The famous Aereo decision on the definition of public performance in a world of global broadcasting left another confusing trail of circuit decisions. After witnessing music streaming services successfully emerge in the wake of Napster, the film and television industry side-stepped the public performance issue by offering license-based streaming services (e.g. Netflix, Hulu, HboGo, Amazon Video, etc.). Again, whether or not creators benefit as much under the new system is difficult to say. Nonetheless, recent studies indicate a significant decline in video torrenting (and while some cite an increase in illegal streaming, overall piracy rates still report downward trends). In the case of online piracy, market-based solutions therefore might not only be escaping unclear legal regimes, but avoiding congressional inefficiency altogether (amending the Copyright Act has been a topic of discussion for many years) by providing their own solution to piracy. This effect is further supported by the music industry model’s success in reducing P2P traffic, though disputes continue as to whether music sales have improved.
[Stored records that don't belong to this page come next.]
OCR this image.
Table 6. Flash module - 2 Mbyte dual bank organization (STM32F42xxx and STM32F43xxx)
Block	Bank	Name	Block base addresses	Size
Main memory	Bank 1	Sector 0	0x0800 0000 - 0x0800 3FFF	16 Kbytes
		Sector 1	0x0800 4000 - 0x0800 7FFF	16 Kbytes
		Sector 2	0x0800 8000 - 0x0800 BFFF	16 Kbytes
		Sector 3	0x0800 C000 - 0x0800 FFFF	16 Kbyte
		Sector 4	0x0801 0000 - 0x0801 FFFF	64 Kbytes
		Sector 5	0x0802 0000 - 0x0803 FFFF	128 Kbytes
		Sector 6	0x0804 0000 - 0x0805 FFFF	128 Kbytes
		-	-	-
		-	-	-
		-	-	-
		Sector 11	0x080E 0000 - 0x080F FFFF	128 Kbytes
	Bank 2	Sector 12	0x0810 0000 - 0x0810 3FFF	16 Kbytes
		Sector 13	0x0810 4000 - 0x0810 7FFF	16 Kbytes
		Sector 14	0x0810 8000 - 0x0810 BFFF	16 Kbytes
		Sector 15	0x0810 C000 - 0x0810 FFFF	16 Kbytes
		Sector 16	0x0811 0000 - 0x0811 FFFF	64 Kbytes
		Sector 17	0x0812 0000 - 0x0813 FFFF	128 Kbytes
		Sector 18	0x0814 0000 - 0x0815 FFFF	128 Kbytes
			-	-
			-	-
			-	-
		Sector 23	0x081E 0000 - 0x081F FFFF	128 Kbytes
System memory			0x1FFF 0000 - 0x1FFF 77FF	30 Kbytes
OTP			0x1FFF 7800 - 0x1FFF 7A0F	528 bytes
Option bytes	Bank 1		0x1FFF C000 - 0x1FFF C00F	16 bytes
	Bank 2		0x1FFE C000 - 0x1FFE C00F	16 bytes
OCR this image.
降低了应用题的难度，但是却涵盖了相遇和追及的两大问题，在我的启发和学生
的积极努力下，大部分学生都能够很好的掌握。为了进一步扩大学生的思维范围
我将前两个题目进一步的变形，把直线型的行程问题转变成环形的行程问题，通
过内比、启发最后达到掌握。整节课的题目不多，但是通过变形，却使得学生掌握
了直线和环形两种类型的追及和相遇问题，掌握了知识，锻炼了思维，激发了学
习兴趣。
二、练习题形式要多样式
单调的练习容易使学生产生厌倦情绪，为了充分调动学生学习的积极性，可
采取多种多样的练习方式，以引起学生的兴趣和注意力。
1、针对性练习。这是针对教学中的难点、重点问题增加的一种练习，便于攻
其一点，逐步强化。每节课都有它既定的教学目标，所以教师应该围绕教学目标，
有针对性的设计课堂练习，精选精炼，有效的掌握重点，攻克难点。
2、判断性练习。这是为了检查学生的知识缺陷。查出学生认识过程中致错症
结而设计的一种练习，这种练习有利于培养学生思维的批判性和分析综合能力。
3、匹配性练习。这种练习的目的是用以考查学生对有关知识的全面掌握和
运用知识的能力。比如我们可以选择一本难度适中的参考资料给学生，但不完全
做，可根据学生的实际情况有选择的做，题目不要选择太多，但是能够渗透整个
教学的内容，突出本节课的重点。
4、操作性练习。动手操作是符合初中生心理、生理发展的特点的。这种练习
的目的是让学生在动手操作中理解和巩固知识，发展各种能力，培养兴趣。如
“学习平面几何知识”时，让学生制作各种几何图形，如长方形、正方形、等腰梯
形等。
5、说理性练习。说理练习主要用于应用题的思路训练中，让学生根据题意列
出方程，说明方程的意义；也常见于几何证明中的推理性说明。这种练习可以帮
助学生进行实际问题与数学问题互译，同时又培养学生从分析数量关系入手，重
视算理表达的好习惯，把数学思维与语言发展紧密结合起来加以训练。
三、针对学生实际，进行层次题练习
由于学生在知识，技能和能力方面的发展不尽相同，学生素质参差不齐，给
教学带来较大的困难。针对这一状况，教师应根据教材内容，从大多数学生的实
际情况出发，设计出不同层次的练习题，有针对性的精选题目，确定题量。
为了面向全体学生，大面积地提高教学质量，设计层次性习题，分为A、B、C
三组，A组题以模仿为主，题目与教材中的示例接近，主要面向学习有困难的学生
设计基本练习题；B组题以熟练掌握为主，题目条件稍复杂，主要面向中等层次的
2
The case of audio/video streaming only serves to highlight the recent unresponsiveness to market demands in intellectual property statute and precedent. It remains to be seen if and how these market adaptations will affect innovation and creation. Whatever the impact though, case law and eventual statutory revision will likely encounter difficulty resolving fundamental invention and creation incentive ideology with these modified models.
 17 U.S.C.A. §102, emphasis added.
 Ariosa Diagnostics, Inc. v. Sequenom, Inc. 788 F.3d 1371 (Fed. Cir. 2015), cert. denied, 136 S. Ct. 2511 (2016).
 Harold Edgar, Patents, 2016.
 Mayo Collaborative Services v. Prometheus Laboratories, Inc., 132 S. Ct. 1289 (2012).
 See, e.g., Association for Molecular Pathology v. Myriad Genetics, Inc., 133 S. Ct. 2107 (2013), Bilsiki v. Kappos, 130 S. Ct. 3218 (2010), Alice Corp. Pty. Ltd. V. CLS Bank International, 134 S. Ct. 2347 (2014)
 B. Zorina Khan, Inventing Prizes: A Historical Perspective on Innovation Awards and Technology Policy, Business History Review (working paper).
 American Broadcasting Companies, Inc. v. Aereo, Inc., 134 S. Ct. 2498 (2014).